A pesar de que la popularidad personal del general estaba en decadencia, las elecciones del 7 de noviembre supusieron para el Rassemblement un éxito inesperado. La viuda del general Leclerc, la señora de Hauteclocque, «aceptó su inclusión en la lista de candidatos del RPF porque le garantizaron que no saldría elegida, y no pudo menos de quedar pasmada al encontrarse con un cargo político»[501]. De cualquier modo, la agrupación estaba condenada a declinar, por cuanto el otoño de 1948 supuso el último arrebato de paranoia en lo referente a la guerra civil. Pese a todas las predicciones de De Gaulle, la Cuarta República no se había derrumbado.

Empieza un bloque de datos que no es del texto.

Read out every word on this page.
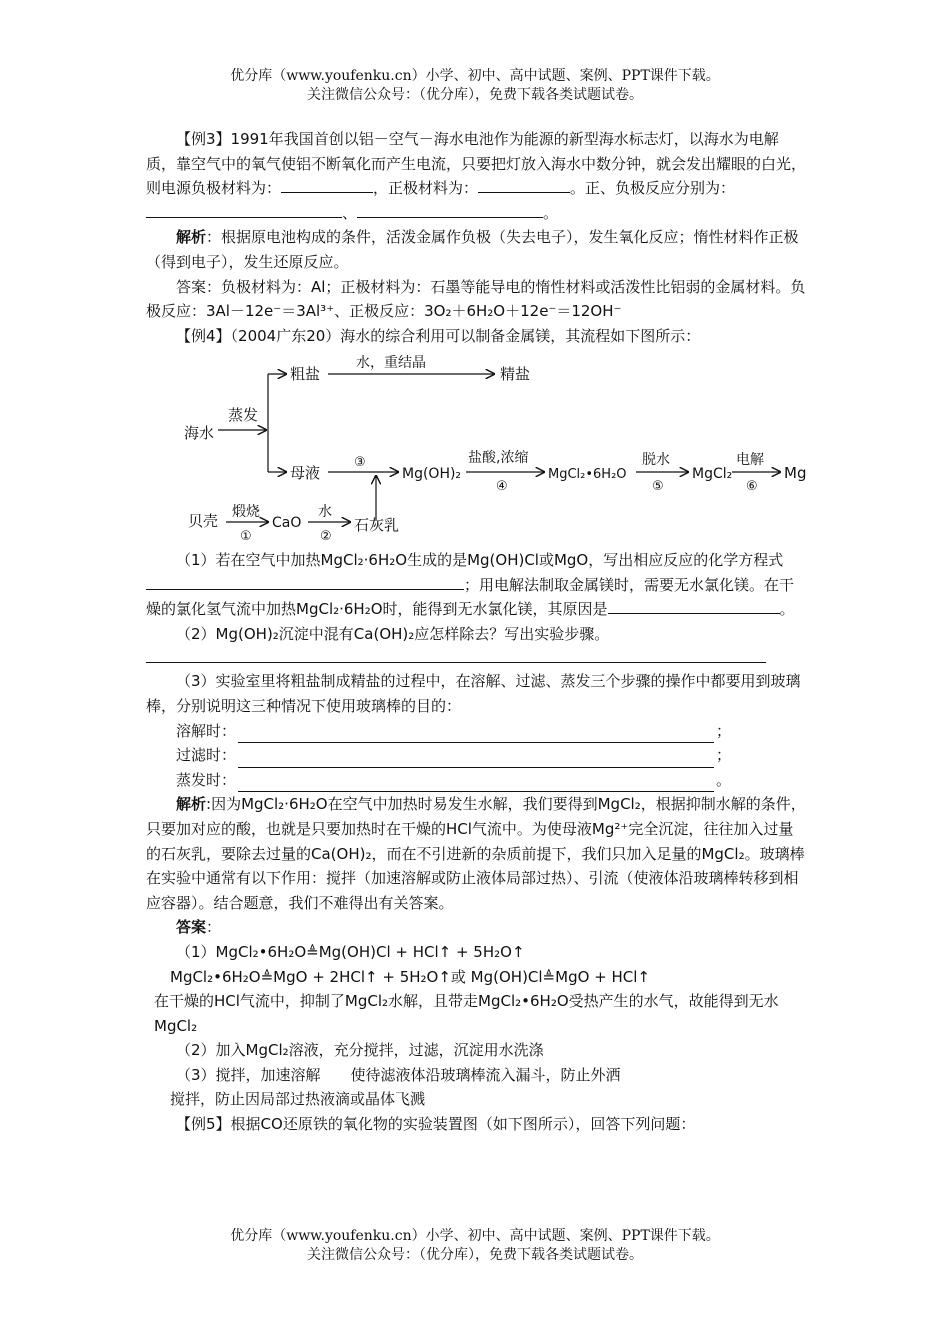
优分库（www.youfenku.cn）小学、初中、高中试题、案例、PPT课件下载。
关注微信公众号：（优分库），免费下载各类试题试卷。

【例3】1991年我国首创以铝－空气－海水电池作为能源的新型海水标志灯，以海水为电解质，靠空气中的氧气使铝不断氧化而产生电流，只要把灯放入海水中数分钟，就会发出耀眼的白光，则电源负极材料为：	，正极材料为：	。正、负极反应分别为：、	。

解析：根据原电池构成的条件，活泼金属作负极（失去电子），发生氧化反应；惰性材料作正极（得到电子），发生还原反应。

答案：负极材料为：Al；正极材料为：石墨等能导电的惰性材料或活泼性比铝弱的金属材料。负极反应：3Al－12e⁻＝3Al³⁺、正极反应：3O₂＋6H₂O＋12e⁻＝12OH⁻

【例4】（2004广东20）海水的综合利用可以制备金属镁，其流程如下图所示：

海水
蒸发
粗盐
水，重结晶
精盐
母液
③
Mg(OH)₂
盐酸,浓缩
④
MgCl₂•6H₂O
脱水
⑤
MgCl₂
电解
⑥
Mg
贝壳 煅烧
①
CaO
水
②
石灰乳

（1）若在空气中加热MgCl₂·6H₂O生成的是Mg(OH)Cl或MgO，写出相应反应的化学方程式；用电解法制取金属镁时，需要无水氯化镁。在干燥的氯化氢气流中加热MgCl₂·6H₂O时，能得到无水氯化镁，其原因是	。

（2）Mg(OH)₂沉淀中混有Ca(OH)₂应怎样除去？写出实验步骤。

（3）实验室里将粗盐制成精盐的过程中，在溶解、过滤、蒸发三个步骤的操作中都要用到玻璃棒，分别说明这三种情况下使用玻璃棒的目的：

溶解时：	；
过滤时：	；
蒸发时：	。

解析:因为MgCl₂·6H₂O在空气中加热时易发生水解，我们要得到MgCl₂，根据抑制水解的条件，只要加对应的酸，也就是只要加热时在干燥的HCl气流中。为使母液Mg²⁺完全沉淀，往往加入过量的石灰乳，要除去过量的Ca(OH)₂，而在不引进新的杂质前提下，我们只加入足量的MgCl₂。玻璃棒在实验中通常有以下作用：搅拌（加速溶解或防止液体局部过热）、引流（使液体沿玻璃棒转移到相应容器）。结合题意，我们不难得出有关答案。

答案：

（1）MgCl₂•6H₂O≜Mg(OH)Cl + HCl↑ + 5H₂O↑

MgCl₂•6H₂O≜MgO + 2HCl↑ + 5H₂O↑或 Mg(OH)Cl≜MgO + HCl↑

在干燥的HCl气流中，抑制了MgCl₂水解，且带走MgCl₂•6H₂O受热产生的水气，故能得到无水MgCl₂

（2）加入MgCl₂溶液，充分搅拌，过滤，沉淀用水洗涤

（3）搅拌，加速溶解　　使待滤液体沿玻璃棒流入漏斗，防止外洒

搅拌，防止因局部过热液滴或晶体飞溅

【例5】根据CO还原铁的氧化物的实验装置图（如下图所示），回答下列问题：

优分库（www.youfenku.cn）小学、初中、高中试题、案例、PPT课件下载。
关注微信公众号：（优分库），免费下载各类试题试卷。
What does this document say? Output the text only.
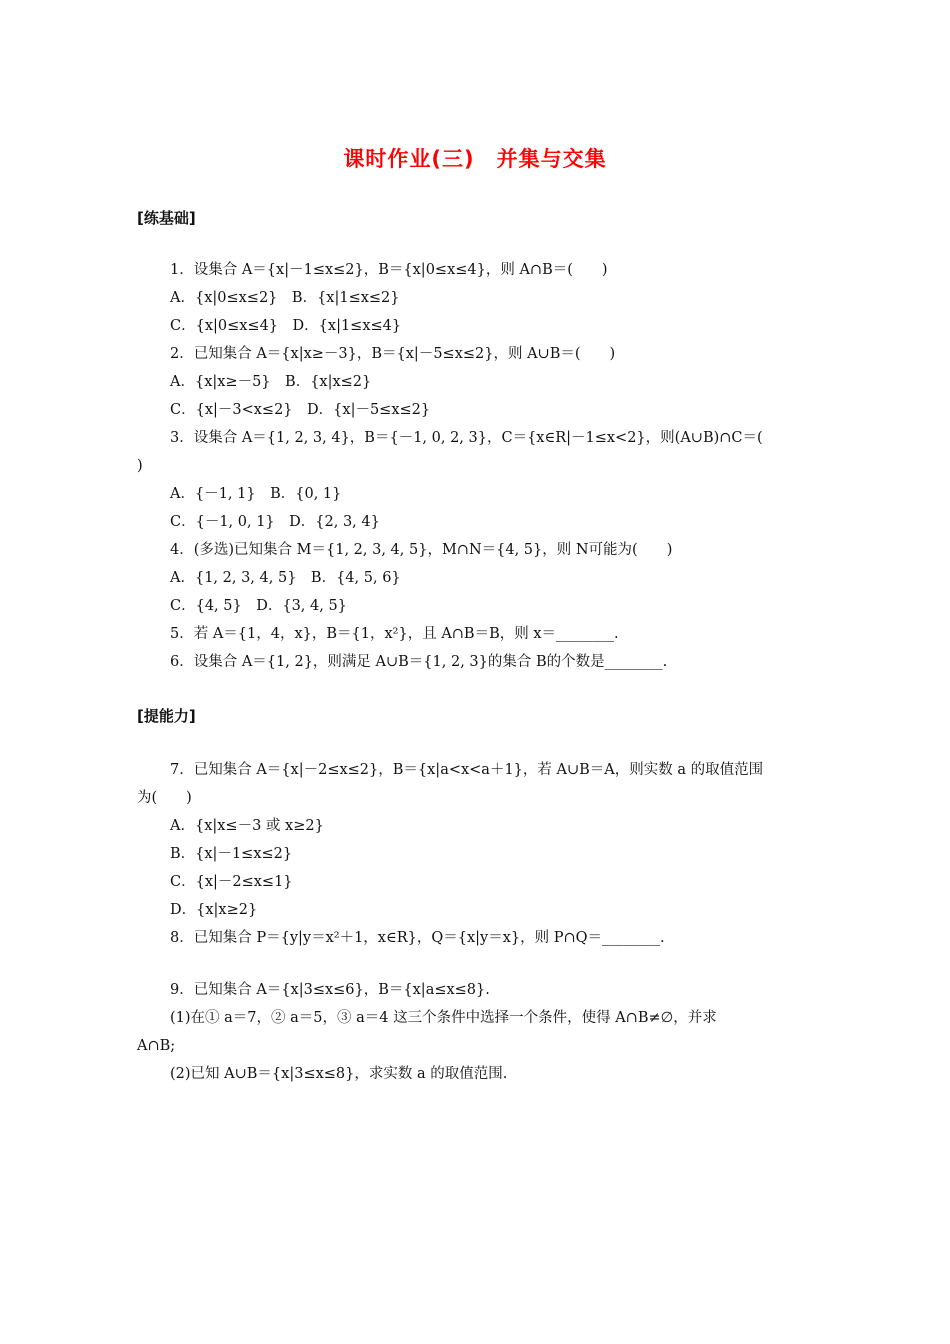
课时作业(三)　并集与交集
[练基础]
1．设集合 A＝{x|－1≤x≤2}，B＝{x|0≤x≤4}，则 A∩B＝(　　)
A．{x|0≤x≤2}　B．{x|1≤x≤2}
C．{x|0≤x≤4}　D．{x|1≤x≤4}
2．已知集合 A＝{x|x≥－3}，B＝{x|－5≤x≤2}，则 A∪B＝(　　)
A．{x|x≥－5}　B．{x|x≤2}
C．{x|－3<x≤2}　D．{x|－5≤x≤2}
3．设集合 A＝{1, 2, 3, 4}，B＝{－1, 0, 2, 3}，C＝{x∈R|－1≤x<2}，则(A∪B)∩C＝(
)
A．{－1, 1}　B．{0, 1}
C．{－1, 0, 1}　D．{2, 3, 4}
4．(多选)已知集合 M＝{1, 2, 3, 4, 5}，M∩N＝{4, 5}，则 N可能为(　　)
A．{1, 2, 3, 4, 5}　B．{4, 5, 6}
C．{4, 5}　D．{3, 4, 5}
5．若 A＝{1，4，x}，B＝{1，x²}，且 A∩B＝B，则 x＝________.
6．设集合 A＝{1, 2}，则满足 A∪B＝{1, 2, 3}的集合 B的个数是________.
[提能力]
7．已知集合 A＝{x|－2≤x≤2}，B＝{x|a<x<a＋1}，若 A∪B＝A，则实数 a 的取值范围
为(　　)
A．{x|x≤－3 或 x≥2}
B．{x|－1≤x≤2}
C．{x|－2≤x≤1}
D．{x|x≥2}
8．已知集合 P＝{y|y＝x²＋1，x∈R}，Q＝{x|y＝x}，则 P∩Q＝________.
9．已知集合 A＝{x|3≤x≤6}，B＝{x|a≤x≤8}.
(1)在① a＝7，② a＝5，③ a＝4 这三个条件中选择一个条件，使得 A∩B≠∅，并求
A∩B;
(2)已知 A∪B＝{x|3≤x≤8}，求实数 a 的取值范围.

Mientras tanto, los comunistas habían visto esfumarse toda posibilidad de hacerse con el poder por medios constitucionales. Tras el golpe de Praga y las amenazas en relación con Berlín, la mayor parte de la población francesa sabía —con independencia de que le gustase o no la idea—, que el único lugar posible se hallaba en el bando occidental. No obstante, hasta la década de los sesenta, Francia siguió siendo el «principal objetivo» del KGB en el seno del «proyecto consistente en propiciar una escisión interna en la OTAN»[502]. Y el encargado de obligar a Francia a abandonar la organización no era otro que Boris Ponomarev.